En Afrique de l’Ouest francophone, la décentralisation a été présentée comme une réponse stratégique à trois défis majeurs : rapprocher l’État des citoyens, mieux planifier le développement local et renforcer la cohésion sociale. Plus de trente ans après les premières réformes, le tableau est contrasté : des avancées réelles, mais encore beaucoup de blocages dans le transfert effectif de pouvoirs, de compétences et, surtout, de ressources.

L’enjeu est simple à formuler, mais difficile à mettre en œuvre : sans collectivités territoriales légitimes, dotées de moyens réels, le développement local reste un slogan.

1. Où en est la décentralisation en Afrique de l’Ouest ?

Plusieurs sources récentes permettent de mesurer, au moins en partie, l’état de la décentralisation sur le continent.

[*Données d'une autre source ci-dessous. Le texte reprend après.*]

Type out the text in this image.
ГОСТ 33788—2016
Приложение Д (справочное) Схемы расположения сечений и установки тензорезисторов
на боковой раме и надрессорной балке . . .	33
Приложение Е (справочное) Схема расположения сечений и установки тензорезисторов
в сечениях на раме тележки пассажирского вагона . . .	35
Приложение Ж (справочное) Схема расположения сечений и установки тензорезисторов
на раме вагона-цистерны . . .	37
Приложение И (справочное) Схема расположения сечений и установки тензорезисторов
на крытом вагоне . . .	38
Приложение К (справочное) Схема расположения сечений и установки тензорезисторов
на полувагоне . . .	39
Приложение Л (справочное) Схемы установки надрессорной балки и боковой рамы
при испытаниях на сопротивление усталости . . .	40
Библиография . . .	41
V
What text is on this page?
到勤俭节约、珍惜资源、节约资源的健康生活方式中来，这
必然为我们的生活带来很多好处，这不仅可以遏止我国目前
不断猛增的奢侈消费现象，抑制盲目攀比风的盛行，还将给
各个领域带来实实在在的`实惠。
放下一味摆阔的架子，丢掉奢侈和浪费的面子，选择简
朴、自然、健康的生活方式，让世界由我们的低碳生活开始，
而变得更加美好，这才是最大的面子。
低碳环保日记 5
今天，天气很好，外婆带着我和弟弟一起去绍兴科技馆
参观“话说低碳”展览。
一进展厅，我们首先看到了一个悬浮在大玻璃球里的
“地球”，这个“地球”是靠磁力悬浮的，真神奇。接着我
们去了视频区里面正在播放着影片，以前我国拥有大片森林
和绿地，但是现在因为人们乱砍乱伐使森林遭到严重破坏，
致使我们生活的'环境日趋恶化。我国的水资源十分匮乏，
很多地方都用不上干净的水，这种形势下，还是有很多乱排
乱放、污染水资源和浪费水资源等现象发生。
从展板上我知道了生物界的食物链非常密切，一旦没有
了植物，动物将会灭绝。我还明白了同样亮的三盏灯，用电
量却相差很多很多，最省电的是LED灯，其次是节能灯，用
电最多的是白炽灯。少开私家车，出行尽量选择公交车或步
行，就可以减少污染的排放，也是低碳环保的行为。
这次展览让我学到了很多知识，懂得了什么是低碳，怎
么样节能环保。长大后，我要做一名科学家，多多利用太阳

  • À l’échelle de l’Afrique, les gouvernements locaux gèrent une part relativement faible de la dépense publique comparée à d’autres régions du monde. Le World Observatory on Subnational Government Finance montre que l’Afrique est, avec le Moyen-Orient, la région où la part des dépenses publiques exécutées au niveau local est la plus basse au monde.
  • En Afrique de l’Ouest, une analyse publiée en 2017 estimait que la part moyenne des dépenses publiques gérées par les collectivités locales tournait autour de 4%, bien en-deçà des pays où la décentralisation est pleinement assumée.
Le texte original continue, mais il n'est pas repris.